そうです。2つの理由が考えられます。1つは、大企業がスコープ3のGHG排出量を開示するため、サプライヤーに対してまずはスコープ1、2のGHG排出量を開示するよう求める動きが加速すると考えられるからです。もう1つ、金融機関が投融資先のGHG排出量を把握する動きが出てくるためでもあります。GHG排出量の算定手法を開発する金融機関の国際組織「PCAF」には世界300以上の金融機関が加盟し、その中には国内のメガバンクや大手保険会社など20社以上が含まれています。地方銀行の加盟も相次いでおり、金融機関が投融資先に対してGHG排出量の開示を求める動きは、中小企業にも広まっていきそうです。
話題をESG投資に戻します。ESGへの配慮は、不動産の世界でも投資の考え方としてすでに浸透しているのですか。
はい。不動産セクターのESG配慮を年次で計測するベンチマーク評価として「GRESB(グレスビー)」という仕組みが、PRIを主導した欧州の主要年金基金グループを中心に早くも2009年に創設されました。
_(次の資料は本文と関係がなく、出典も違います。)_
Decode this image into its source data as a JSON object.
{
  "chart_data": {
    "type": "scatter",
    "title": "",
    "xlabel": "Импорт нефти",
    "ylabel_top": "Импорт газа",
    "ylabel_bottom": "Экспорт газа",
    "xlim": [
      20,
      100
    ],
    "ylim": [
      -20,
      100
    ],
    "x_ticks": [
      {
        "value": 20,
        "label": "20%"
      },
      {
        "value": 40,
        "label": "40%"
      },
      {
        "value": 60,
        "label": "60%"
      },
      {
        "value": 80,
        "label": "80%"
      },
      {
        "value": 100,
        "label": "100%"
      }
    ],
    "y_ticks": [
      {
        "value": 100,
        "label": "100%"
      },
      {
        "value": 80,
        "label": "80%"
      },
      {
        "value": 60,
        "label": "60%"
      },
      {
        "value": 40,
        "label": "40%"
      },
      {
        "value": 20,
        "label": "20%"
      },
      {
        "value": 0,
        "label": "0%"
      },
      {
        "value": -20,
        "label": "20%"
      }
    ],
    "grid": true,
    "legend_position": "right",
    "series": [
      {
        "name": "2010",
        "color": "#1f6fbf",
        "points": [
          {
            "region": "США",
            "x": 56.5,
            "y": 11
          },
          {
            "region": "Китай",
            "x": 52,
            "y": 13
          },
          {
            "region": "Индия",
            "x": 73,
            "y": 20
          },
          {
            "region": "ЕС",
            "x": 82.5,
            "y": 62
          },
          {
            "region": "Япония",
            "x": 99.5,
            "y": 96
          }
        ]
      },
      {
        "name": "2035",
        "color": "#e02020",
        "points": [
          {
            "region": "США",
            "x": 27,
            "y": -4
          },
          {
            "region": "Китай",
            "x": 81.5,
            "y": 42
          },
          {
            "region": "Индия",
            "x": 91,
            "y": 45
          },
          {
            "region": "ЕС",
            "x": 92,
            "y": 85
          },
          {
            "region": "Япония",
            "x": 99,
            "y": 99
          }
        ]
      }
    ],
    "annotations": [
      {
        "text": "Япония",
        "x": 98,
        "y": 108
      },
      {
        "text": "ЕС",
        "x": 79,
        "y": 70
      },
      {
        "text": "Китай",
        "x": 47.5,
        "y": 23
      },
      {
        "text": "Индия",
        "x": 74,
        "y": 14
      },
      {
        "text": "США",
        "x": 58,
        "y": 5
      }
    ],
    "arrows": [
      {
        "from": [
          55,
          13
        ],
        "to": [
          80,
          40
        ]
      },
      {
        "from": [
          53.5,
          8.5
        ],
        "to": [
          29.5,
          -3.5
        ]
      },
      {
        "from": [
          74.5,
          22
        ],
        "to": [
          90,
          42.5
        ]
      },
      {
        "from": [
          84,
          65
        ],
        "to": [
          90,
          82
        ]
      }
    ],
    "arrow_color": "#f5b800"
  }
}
ESG配慮は長期的な株主価値の向上に寄与するという考え方の下、投資判断や投資先との対話に活用されています。評価対象は、個別の不動産ではなく、投資法人や不動産会社など不動産に投資する組織とそのポートフォリオです。2022年の評価では、参加機関数は世界で1820、日本で122と、いずれも前年比10%以上の伸びを見せました。
GRESBでは木材利用に関する設問も用意しています。「建築資材の環境・健康に関する属性情報(の開示)を求めていますか」「資材の特徴に関する仕様を定めていますか」というものです。「資材の特徴に関する仕様」とは具体的には、「地場(国産)で採取または回収された資材」「カーボン・フットプリントの小さい資材(製造・輸送時なども含む)」「リサイクルが容易な材料や包装」「短期間で再生可能な資材やリサイクル含有資材」「第三者に認証された木材や木製品、利用した第三者認証の種類」といった内容です。
木材利用には環境面以外にも、例えば入居者の健康や快適性の向上というメリットも見込まれます。GRESBではそれらのメリットについても、「入居者の健康・快適性に貢献するデザイン的な特徴」や「バイオフィリック(自然共生)デザイン」という視点から問う設問を用意しています。